The fair debt collection practices act

The topic can be found in The Fair Debt Collection Practices Act, 15 USC 1692g Sec. 809, in which it is stated that:

a. Within five days after the initial communication with a consumer, in connection with the collection of any debt, a debt collector shall send the consumer a written notice containing the following, unless the following information is contained in the initial communication or the consumer has paid the debt.

1.The total amount of the debt;
2.The creditor’s name, to whom the debt is owed;
3.A statement saying that the debt will be assumed valid by the debt collector, unless the consumer, within thirty days after receipt of the notice, disputes the validity of the debt.
4.A statement that if the debt collector is notified by the consumer, in writing, within the thirty-day period that the debt is disputed, the debt collector will have to obtain verification of the debt or a copy of a judgment against the consumer. The debt collector will also mail a copy of such verification or judgment to the consumer.
5.A statement that, the debt collector will provide the consumer with the name and address of the original creditor, if different from the current creditor, upon the consumer’s written request within the thirty-day period.

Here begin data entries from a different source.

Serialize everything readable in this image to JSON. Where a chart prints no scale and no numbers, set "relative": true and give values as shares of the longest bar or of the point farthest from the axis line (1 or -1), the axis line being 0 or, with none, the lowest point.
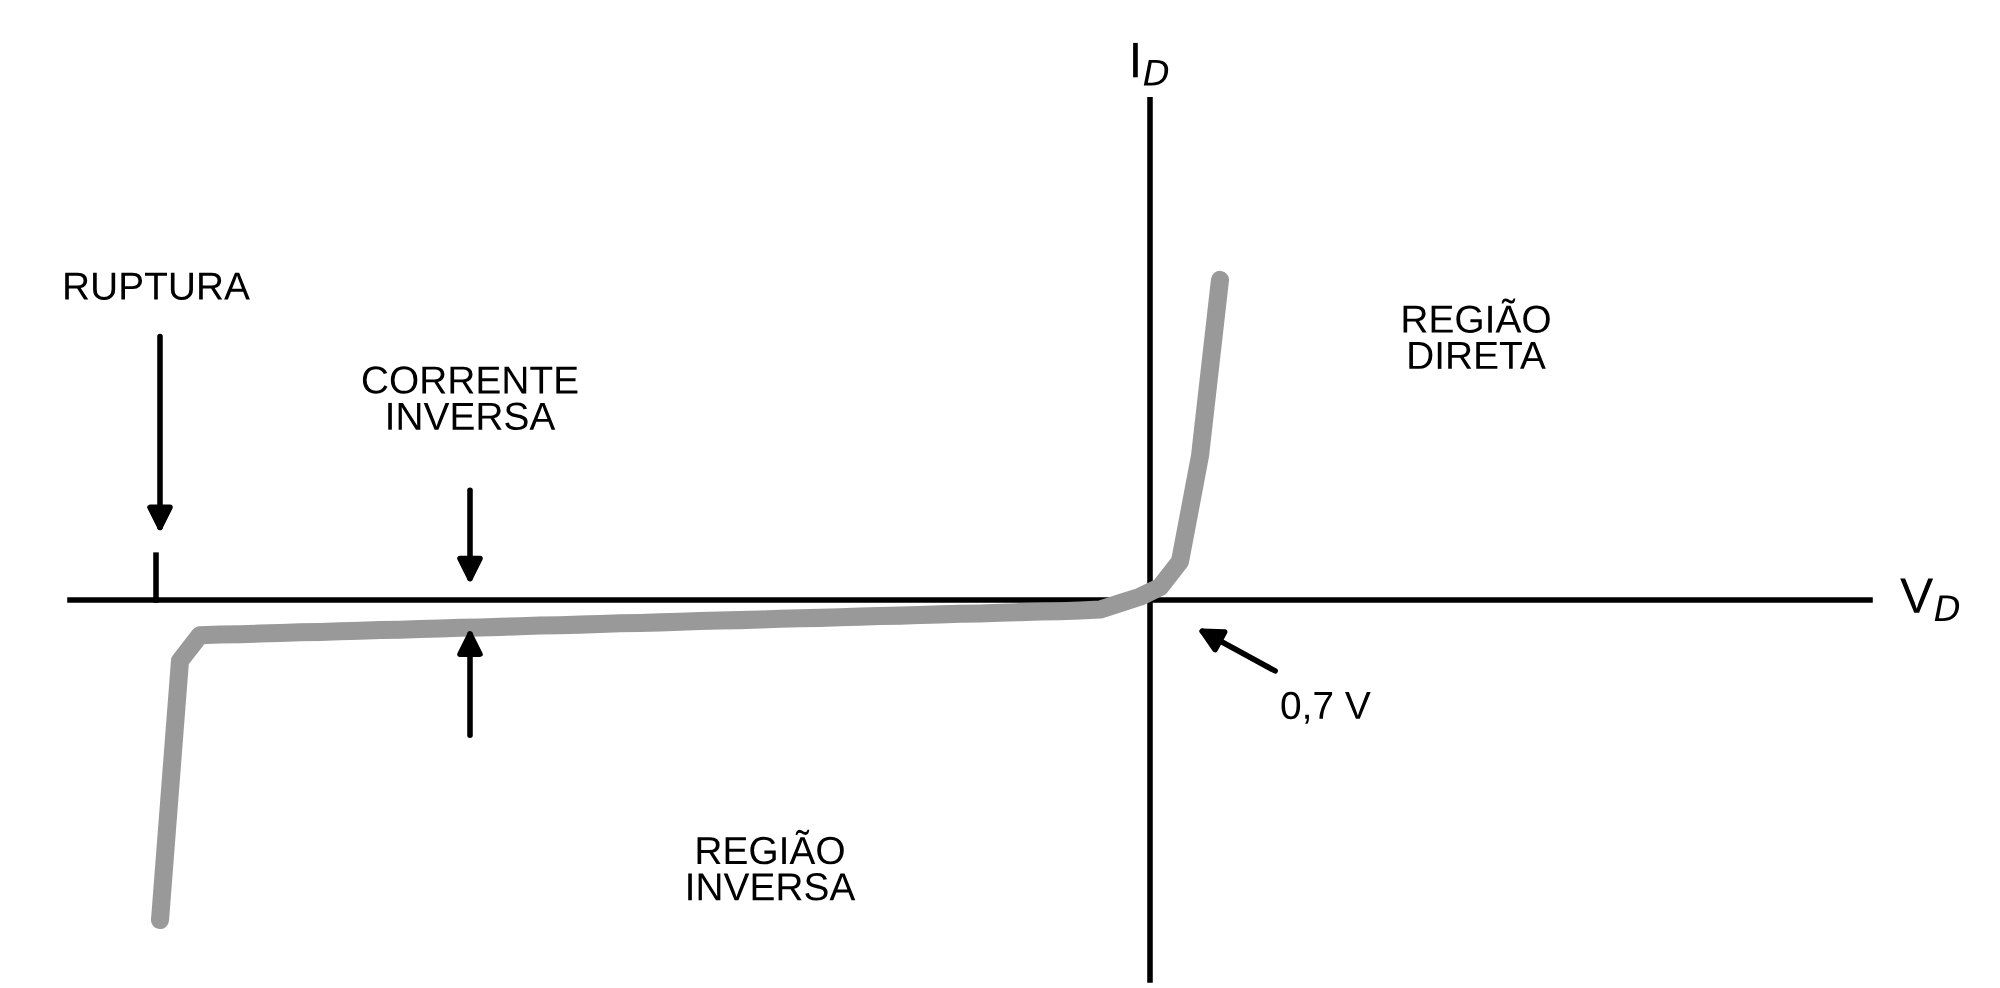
{
  "chart_data": {
    "type": "line",
    "relative": true,
    "xlabel": "V$_{D}$",
    "ylabel": "I$_{D}$",
    "categories": [
      null,
      null,
      null,
      null,
      null,
      null,
      null,
      null,
      null,
      null,
      null,
      null,
      null,
      null,
      null,
      null,
      null,
      null,
      null,
      null,
      null,
      null,
      null,
      null,
      null,
      null,
      null,
      null,
      null,
      null,
      null,
      null,
      null,
      null,
      null,
      null,
      null,
      null,
      null,
      null,
      null,
      null,
      null,
      null,
      null,
      null,
      null,
      null,
      null,
      null,
      null,
      null,
      null,
      null,
      null,
      null,
      null,
      null,
      null,
      null,
      null,
      null,
      null,
      null,
      null,
      null,
      null,
      null,
      null,
      null,
      null,
      null,
      null,
      null,
      null,
      null,
      null,
      null,
      null,
      null,
      null,
      null,
      null,
      null,
      null,
      null,
      null,
      null,
      null,
      null
    ],
    "series": [
      {
        "color": "#999999",
        "values": [
          null,
          null,
          null,
          null,
          -1.0,
          -0.19,
          -0.11,
          -0.108,
          -0.107,
          -0.105,
          -0.103,
          -0.101,
          -0.1,
          -0.098,
          -0.096,
          -0.094,
          -0.093,
          -0.091,
          -0.089,
          -0.087,
          -0.086,
          -0.084,
          -0.082,
          -0.08,
          -0.079,
          -0.077,
          -0.075,
          -0.073,
          -0.072,
          -0.07,
          -0.068,
          -0.066,
          -0.064,
          -0.063,
          -0.061,
          -0.059,
          -0.057,
          -0.056,
          -0.054,
          -0.052,
          -0.05,
          -0.049,
          -0.047,
          -0.045,
          -0.043,
          -0.042,
          -0.04,
          -0.038,
          -0.036,
          -0.035,
          -0.033,
          -0.03,
          -0.01,
          0.01,
          0.04,
          0.12,
          0.45,
          1.0,
          null,
          null,
          null,
          null,
          null,
          null,
          null,
          null,
          null,
          null,
          null,
          null,
          null,
          null,
          null,
          null,
          null,
          null,
          null,
          null,
          null,
          null,
          null,
          null,
          null,
          null,
          null,
          null,
          null,
          null,
          null,
          null
        ]
      }
    ],
    "marker": "none",
    "line_style": "solid",
    "annotations": [
      "RUPTURA",
      "CORRENTE\nINVERSA",
      "REGIÃO\nDIRETA",
      "REGIÃO\nINVERSA",
      "0,7 V"
    ]
  }
}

The debt collector should cease the collection process
b.If the debt collector is notified by the consumer in writing, within the thirty-day period, as described above in subsection (a) that the debt, or any portion thereof, is disputed, or that the consumer requests the name and address of the original creditor, the debt collector is bound to cease the collection of the debt, or any disputed portion thereof, until the debt collector obtains verification of the debt or any copy of a judgment, or the name and address of the original creditor, and a copy of such verification or judgment, or name and address of the original creditor, is mailed to the consumer by the debt collector.

The Essence of the Issue
In layman terms, the above-mentioned things mean that if you write a letter to the collection agency, disputing their claim within 30 days of receiving their initial letter, they must show you written proof that you owe the mentioned debt(s). And for the proof to be legitimate, they must include the following:

A copy of the original signed credit card application or financing agreement
Account statements from the original creditor
Some proof that the mentioned collection agency has been assigned to the debt
Send a letter to the Credit Bureaus
You should also send a letter to the credit bureaus, disputing the information involved in the collection account. In case the collection agency fails to write back within 30 days, but you do get a letter from the credit bureaus saying the debt it verified, you have the authority to send another letter to the credit bureaus claiming the collection agency did not respond to your request for debt validation, and thus has not complied with the FDCPA.

Most probably, the credit bureaus will remove the collection account when this happens, as you failed to receive validation of debt despite the credit bureau reporting it as verified.

Threaten with a lawsuit if they don’t cooperate
But if they don’t cooperate, you can write a new letter threatening them to file a lawsuit for willful non-compliance. Of course you don’t want to go that far, especially if it’s not a large amount or too damaging to your credit. But it should speed things up.

It is also possible that the collection agency is attentive and gets the material you ask for in a timely fashion. If they validate the debt, you won’t have much options left and will have to pay the debt or risk a charge-off or potentially a lawsuit.

It is important to carefully put aside all the original documents you use to state your case. And it is better to be careful when you approach both the debt collectors and the credit bureaus. If you are unfamiliar with the law, it would be wise to seek legal help before pursuing a lawsuit.